El hombre de nuestra época persigue la
felicidad como si de una fórmula química se tratase; pero esa
persecución se salda siempre con un fracaso, o en el mejor -peor- de los
casos con un sucedáneo de «bienestar» que anestesia fugazmente su dolor
de vivir. El hombre de nuestra época, al expulsar a Dios de su
horizonte vital, se ha convertido en un ser amputado y, por lo tanto,
infeliz; pues sin Dios no hay comunión verdadera entre los hombres; y
sin comunión verdadera no puede haber fiesta, sino depresión y congoja,
aunque sean disfrazadas de algarabía y atracón de mazapanes. Los
mazapanes, cuando falta Dios, son como las algarrobas de los puercos que
tuvo que comerse el hijo pródigo de la parábola.
Nos disponemos a celebrar en estos días
que Dios se hace carne, que es una locura de proporciones desafiantes.
¿En qué cabeza cabe que un Dios invisible e incorpóreo, omnipotente y
glorioso, tome cuerpo y alma de hombre en el vientre de una humilde
mujer, para después pasearse entre los hombres? Chesterton calificaba la
Navidad, con razón, de «trastorno del universo»; y casi nos
atreveríamos a añadir que es también un «trastorno de Dios», pues
semejante cosa sólo puede caber en la cabeza de un Dios loco. Loco de
amor por el género humano, tan loco de amor que desea acompañarlo
incluso en la locura de su desamor. Haciéndose carne y sangre, Dios
quiere reparar la deslealtad del hombre, que un día le volvió la
espalda, y cargar sobre sí con las consecuencias de esa deslealtad, que
son el dolor y el sufrimiento, mostrándonos, además, que nunca más el
dolor y el sufrimiento serán estériles. Porque el misterio de la Navidad
es la suma de todos los misterios de la fe: Dios asume la fragilidad
humana, cuyo destino aparente es la muerte; y, a la vez, hace partícipe
al hombre de la naturaleza divina, enseñándole que ese destino no es
definitivo, que después de la muerte viene una resurrección, que no es
sólo del alma, sino también de la carne. Dios quiso padecer en la carne
los sufrimientos de los hombres y morir entre tormentos, como lo haría
el más desdichado de los hombres, porque quería salvar no sólo nuestras
almas, sino también nuestros cuerpos, nuestra carne sometida a mil
achaques y padecimientos, nuestra carne que en esta vida está encadenada
a la decrepitud, pero cuyo destino último es la gloria.
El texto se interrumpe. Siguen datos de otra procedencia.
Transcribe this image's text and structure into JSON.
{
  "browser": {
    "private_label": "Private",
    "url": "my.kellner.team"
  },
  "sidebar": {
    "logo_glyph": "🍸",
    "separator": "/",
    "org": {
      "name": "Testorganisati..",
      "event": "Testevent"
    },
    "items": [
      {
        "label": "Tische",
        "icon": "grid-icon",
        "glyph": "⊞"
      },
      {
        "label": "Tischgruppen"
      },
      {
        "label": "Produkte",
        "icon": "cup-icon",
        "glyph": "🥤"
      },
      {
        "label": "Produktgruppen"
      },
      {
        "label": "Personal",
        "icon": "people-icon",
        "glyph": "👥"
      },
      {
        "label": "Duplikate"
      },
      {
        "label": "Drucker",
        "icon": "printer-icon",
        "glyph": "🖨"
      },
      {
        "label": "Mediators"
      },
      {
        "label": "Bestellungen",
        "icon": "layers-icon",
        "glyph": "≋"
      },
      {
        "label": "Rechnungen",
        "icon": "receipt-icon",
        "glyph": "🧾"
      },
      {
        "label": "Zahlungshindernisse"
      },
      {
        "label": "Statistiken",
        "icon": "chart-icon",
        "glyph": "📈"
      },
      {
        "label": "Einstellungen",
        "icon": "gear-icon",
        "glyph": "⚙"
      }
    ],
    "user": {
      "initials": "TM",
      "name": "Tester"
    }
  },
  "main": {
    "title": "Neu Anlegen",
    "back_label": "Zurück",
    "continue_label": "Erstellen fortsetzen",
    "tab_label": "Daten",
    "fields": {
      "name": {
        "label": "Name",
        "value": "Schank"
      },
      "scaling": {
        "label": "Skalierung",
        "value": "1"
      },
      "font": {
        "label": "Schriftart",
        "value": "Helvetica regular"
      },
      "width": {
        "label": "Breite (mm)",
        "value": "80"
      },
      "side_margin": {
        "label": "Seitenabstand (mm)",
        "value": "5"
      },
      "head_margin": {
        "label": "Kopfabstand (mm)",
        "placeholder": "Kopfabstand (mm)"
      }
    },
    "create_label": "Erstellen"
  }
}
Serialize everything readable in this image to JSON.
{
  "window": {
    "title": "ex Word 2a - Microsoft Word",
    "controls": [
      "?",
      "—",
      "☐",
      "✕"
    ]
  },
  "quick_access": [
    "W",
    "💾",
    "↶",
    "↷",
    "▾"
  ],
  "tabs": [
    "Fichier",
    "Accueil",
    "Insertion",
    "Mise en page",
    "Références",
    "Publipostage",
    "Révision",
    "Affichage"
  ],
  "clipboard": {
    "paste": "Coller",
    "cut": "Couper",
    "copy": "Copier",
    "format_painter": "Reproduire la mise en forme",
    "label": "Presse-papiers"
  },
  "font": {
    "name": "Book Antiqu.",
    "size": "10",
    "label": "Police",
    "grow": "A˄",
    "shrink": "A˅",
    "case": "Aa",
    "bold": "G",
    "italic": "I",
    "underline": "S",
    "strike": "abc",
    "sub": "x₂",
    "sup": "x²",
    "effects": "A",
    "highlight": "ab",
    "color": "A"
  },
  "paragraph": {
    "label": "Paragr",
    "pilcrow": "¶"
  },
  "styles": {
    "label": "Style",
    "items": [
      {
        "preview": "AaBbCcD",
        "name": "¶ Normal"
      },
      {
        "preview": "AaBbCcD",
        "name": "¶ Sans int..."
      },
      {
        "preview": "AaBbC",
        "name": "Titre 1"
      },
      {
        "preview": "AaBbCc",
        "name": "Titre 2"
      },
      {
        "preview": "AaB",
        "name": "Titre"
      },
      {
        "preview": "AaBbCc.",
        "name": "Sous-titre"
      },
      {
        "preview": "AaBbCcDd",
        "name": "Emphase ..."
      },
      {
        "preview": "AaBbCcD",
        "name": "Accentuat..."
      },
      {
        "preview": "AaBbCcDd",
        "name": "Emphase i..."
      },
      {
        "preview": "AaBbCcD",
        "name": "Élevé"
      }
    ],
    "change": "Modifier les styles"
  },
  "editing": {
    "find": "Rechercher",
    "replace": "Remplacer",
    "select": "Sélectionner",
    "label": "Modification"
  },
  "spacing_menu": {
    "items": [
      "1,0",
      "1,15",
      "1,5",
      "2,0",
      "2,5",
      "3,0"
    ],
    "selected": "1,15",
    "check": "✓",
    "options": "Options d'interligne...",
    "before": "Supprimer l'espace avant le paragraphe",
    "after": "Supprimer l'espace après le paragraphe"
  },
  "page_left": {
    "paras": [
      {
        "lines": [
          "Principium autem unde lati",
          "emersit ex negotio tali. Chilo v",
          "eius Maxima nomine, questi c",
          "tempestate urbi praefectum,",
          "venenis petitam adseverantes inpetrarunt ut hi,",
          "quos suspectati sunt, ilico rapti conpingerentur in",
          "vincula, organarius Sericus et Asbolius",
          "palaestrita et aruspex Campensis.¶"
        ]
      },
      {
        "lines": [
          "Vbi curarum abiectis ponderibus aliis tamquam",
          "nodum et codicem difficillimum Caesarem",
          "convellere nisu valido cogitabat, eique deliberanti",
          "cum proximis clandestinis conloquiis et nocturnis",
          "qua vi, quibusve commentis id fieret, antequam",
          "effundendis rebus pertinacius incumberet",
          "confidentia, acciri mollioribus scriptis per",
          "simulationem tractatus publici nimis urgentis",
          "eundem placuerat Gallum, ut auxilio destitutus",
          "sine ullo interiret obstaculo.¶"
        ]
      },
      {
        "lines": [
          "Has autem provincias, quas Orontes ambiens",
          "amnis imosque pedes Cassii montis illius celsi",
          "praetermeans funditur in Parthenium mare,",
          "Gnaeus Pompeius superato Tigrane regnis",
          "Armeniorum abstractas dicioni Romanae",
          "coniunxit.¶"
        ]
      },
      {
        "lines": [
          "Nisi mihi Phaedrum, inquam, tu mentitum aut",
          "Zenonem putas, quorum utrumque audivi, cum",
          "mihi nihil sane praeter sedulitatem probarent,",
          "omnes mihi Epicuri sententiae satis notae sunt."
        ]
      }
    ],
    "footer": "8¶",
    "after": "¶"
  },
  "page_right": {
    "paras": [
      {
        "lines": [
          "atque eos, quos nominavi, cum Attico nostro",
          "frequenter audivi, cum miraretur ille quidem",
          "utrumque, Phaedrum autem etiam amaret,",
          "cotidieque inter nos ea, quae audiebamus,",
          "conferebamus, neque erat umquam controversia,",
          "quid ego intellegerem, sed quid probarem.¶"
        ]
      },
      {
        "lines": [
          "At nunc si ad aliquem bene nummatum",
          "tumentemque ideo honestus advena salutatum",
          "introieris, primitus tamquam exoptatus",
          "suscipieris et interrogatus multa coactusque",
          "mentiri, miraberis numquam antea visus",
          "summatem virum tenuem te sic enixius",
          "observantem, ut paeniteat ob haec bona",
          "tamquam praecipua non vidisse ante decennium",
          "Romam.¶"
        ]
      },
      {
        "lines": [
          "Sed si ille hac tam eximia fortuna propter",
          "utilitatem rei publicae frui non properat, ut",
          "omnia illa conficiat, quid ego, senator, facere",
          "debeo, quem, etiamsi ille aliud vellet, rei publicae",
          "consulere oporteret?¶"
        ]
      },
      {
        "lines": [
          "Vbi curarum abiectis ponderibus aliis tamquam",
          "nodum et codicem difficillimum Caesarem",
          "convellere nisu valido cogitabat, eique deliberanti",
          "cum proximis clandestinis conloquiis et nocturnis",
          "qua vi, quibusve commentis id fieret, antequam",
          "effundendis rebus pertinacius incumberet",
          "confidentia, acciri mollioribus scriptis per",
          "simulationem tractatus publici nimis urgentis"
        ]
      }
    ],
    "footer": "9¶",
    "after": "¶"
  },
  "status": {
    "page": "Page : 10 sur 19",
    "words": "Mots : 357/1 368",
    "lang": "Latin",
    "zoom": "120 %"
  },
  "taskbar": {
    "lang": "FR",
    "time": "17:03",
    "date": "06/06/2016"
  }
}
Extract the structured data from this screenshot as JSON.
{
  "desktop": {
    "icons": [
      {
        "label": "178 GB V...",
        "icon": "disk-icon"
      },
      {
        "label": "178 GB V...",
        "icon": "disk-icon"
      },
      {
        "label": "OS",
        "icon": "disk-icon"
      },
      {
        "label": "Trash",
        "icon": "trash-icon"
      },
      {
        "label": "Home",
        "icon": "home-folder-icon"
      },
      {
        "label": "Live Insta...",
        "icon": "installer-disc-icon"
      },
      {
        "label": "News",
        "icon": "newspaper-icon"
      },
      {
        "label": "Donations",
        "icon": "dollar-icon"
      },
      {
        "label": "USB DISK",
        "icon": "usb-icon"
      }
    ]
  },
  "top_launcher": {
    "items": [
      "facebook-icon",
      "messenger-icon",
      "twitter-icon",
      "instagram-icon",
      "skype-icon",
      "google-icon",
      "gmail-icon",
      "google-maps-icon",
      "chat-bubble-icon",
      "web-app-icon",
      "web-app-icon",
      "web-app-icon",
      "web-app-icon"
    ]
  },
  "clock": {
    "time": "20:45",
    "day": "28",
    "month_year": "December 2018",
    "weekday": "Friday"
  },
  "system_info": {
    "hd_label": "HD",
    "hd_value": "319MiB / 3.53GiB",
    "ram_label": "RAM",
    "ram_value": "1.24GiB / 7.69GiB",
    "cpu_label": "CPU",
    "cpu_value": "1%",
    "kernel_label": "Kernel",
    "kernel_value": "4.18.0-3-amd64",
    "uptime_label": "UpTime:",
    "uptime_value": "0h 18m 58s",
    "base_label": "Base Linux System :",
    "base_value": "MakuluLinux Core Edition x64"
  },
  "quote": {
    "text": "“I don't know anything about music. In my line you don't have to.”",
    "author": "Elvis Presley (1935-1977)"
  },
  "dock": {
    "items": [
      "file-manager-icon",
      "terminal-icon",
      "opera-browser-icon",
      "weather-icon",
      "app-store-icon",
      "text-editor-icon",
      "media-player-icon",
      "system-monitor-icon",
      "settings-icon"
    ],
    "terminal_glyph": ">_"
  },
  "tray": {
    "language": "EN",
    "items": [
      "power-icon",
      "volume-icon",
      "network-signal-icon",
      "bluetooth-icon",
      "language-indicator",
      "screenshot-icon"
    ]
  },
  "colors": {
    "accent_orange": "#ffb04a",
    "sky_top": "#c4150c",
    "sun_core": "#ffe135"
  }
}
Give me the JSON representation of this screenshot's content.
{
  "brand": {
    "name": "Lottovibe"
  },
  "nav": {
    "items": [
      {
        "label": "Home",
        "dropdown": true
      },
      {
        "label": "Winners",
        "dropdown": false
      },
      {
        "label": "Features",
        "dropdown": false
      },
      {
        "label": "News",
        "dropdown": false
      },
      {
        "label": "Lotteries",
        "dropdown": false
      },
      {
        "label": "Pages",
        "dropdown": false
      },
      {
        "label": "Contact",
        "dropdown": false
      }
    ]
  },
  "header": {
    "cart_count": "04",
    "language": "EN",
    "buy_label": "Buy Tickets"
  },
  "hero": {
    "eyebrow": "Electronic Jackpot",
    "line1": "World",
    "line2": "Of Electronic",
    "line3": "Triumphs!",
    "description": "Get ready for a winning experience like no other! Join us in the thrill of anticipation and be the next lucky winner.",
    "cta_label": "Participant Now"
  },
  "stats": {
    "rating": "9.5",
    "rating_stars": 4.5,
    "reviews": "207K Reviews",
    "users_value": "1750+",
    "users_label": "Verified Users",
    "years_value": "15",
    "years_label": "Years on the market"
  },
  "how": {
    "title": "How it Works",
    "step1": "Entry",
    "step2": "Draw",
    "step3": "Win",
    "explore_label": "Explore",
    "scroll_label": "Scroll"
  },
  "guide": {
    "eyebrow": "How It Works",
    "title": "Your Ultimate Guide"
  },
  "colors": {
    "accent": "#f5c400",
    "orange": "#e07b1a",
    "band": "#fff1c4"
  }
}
A esa locura de amor la llamamos Navidad;
y no podemos adentrarnos en su intimidad sin la ayuda de María, cuyo
vientre sirvió de morada a tal trastorno divino. Dios quiso, además,
nacer en la mayor pobreza, para compartir desde el primer instante las
penalidades de nuestra existencia terrenal; y para recordarnos que, aun
en las mayores penalidades, es posible la felicidad más completa. Pero
esta felicidad de saber que Dios se mete en las entrañas de nuestra
frágil humanidad no debe hacernos olvidar que la Navidad fue también el
comienzo de una guerra sin cuartel. Chesterton nos recuerda que las
campanas de Navidad suenan con el estrépito de cañonazos. En el relato
evangélico, junto a la alegría de los pastores y los magos, descubrimos
la ira de Herodes, que ordena matar a los inocentes. La nueva alianza de
Dios con el hombre se gesta en el vientre de una mujer; y el vientre de
la mujer se convierte así en el epicentro de una batalla
encarnizadísima que, dos mil años después, sigue cobrándose miles de
víctimas inocentes. Recordemos en estos días a los niños que no
podrán renovar el misterio de la Navidad, porque serán asesinados en el
vientre de sus madres. Nuestro recuerdo será el más bello villancico.